Salvatore y después
Carlos Bilardo acaba de retirarse de la Selección argentina y todavía no se explica por qué lo odiaban los menottistas
En 1905, la oleada inmigratoria caía torrencialmente sobre la Argentina, sepultando la historia de unitarios y federales, indios y cristianos, fortines y boleadoras. Todo aquello quedó cubierto por una nueva nación de inmigrantes italianos, españoles, árabes, polacos, rusos, ucranianos, irlandeses, japoneses y croatas.
Justamente fue en ese año cuando desembarcó aquel muchacho siciliano de nombre Salvatore, nacido en Mazzarino, provincia de Caltanissetta. Lo acompañaba un grupo de jóvenes aventureros. Todos huían de Europa, sus hambrunas y sus guerras. Los atraía la leyenda dorada de la Argentina, aquel país donde se pagaban buenos sueldos y casi regalaban la carne y el trigo.

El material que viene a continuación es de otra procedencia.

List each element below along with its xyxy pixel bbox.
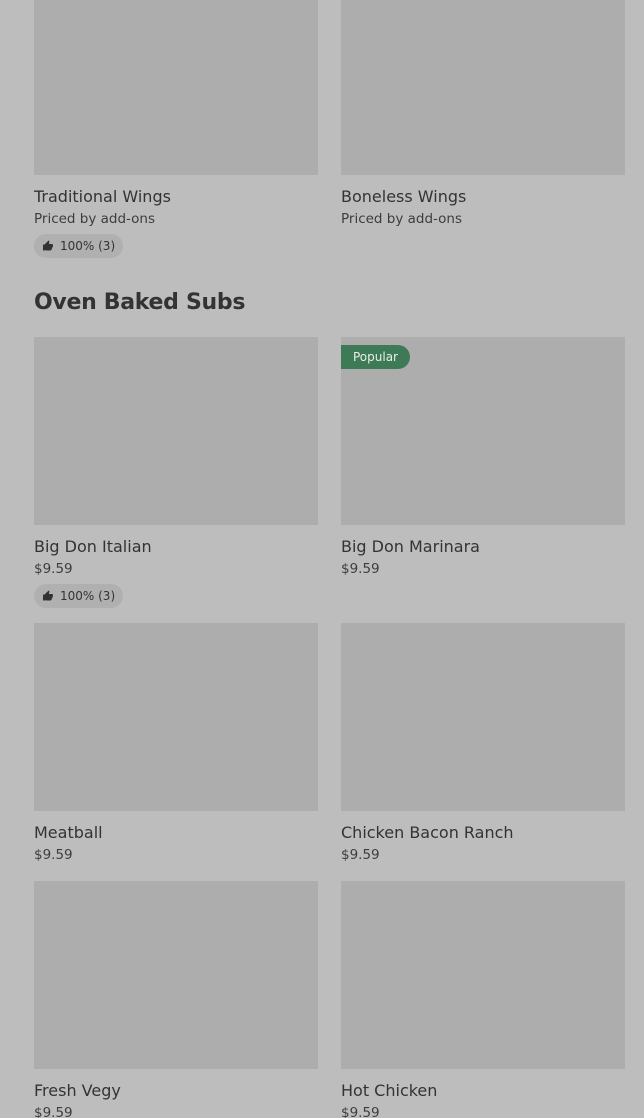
item-name: Big Don Italian	[34, 537, 152, 556]
rating-text: 100% (3)	[60, 589, 116, 603]
item-image[interactable]	[34, 337, 318, 525]
item-name: Big Don Marinara	[341, 537, 480, 556]
rating-badge: 100% (3)	[34, 584, 124, 608]
item-price: $9.59	[34, 1105, 73, 1118]
thumbs-up-icon	[43, 240, 53, 251]
item-image[interactable]	[34, 881, 318, 1069]
item-price: Priced by add-ons	[341, 211, 463, 227]
item-name: Boneless Wings	[341, 187, 467, 206]
menu-item-card[interactable]: Big Don Italian $9.59 100% (3)	[34, 337, 318, 608]
item-price: $9.59	[341, 1105, 380, 1118]
menu-item-card[interactable]: Hot Chicken $9.59	[341, 881, 625, 1118]
thumbs-up-icon	[43, 590, 53, 601]
item-price: $9.59	[341, 847, 380, 863]
item-image[interactable]: Popular	[341, 337, 625, 525]
menu-item-card[interactable]: Fresh Vegy $9.59	[34, 881, 318, 1118]
menu-item-card[interactable]: Traditional Wings Priced by add-ons 100%…	[34, 0, 318, 258]
item-image[interactable]	[341, 623, 625, 811]
menu-item-card[interactable]: Meatball $9.59	[34, 623, 318, 864]
item-price: Priced by add-ons	[34, 211, 156, 227]
item-image[interactable]	[341, 881, 625, 1069]
menu-item-card[interactable]: Boneless Wings Priced by add-ons	[341, 0, 625, 228]
item-price: $9.59	[34, 561, 73, 577]
item-name: Meatball	[34, 823, 103, 842]
item-name: Traditional Wings	[34, 187, 171, 206]
item-image[interactable]	[34, 623, 318, 811]
item-image[interactable]	[34, 0, 318, 175]
item-name: Fresh Vegy	[34, 1081, 121, 1100]
item-name: Hot Chicken	[341, 1081, 438, 1100]
menu-page: Traditional Wings Priced by add-ons 100%…	[0, 0, 644, 1118]
menu-item-card[interactable]: Chicken Bacon Ranch $9.59	[341, 623, 625, 864]
popular-badge: Popular	[341, 345, 410, 369]
rating-badge: 100% (3)	[34, 234, 124, 258]
item-image[interactable]	[341, 0, 625, 175]
rating-text: 100% (3)	[60, 239, 116, 253]
item-price: $9.59	[341, 561, 380, 577]
menu-item-card[interactable]: Popular Big Don Marinara $9.59	[341, 337, 625, 578]
item-price: $9.59	[34, 847, 73, 863]
item-name: Chicken Bacon Ranch	[341, 823, 514, 842]
section-title: Oven Baked Subs	[34, 290, 246, 315]
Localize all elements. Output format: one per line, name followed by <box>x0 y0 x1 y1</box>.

Se instalaron en un barrio llamado "La Paternal", aunque figuraba en el mapa oficial de la Capital como "Villa General Mitre". Levantaron con gran esfuerzo sus casitas a orillas del arroyo Maldonado, que en aquella época partía en dos la joven Capital Federal. Cada vez que llovía, el arroyo desbordaba, inundando viviendas y terrenos. Salvatore, mientras construía su casa, ubicada en el lote de Gavilán 1685, trabajaba en una fábrica de ladrillos. Caminaba 50 cuadras por día para llegar al trabajo. De cualquier modo no tardó en levantar cuatro paredes. Cuando lo logró, escribió a Italia. Allí había quedado su mujer, Caterina. Se habían casado en Mazzarino, pero Salvatore hizo como los inmigrantes de aquel tiempo: viajó solo para instalar una vivienda mínima, y luego mandó llamar a su esposa.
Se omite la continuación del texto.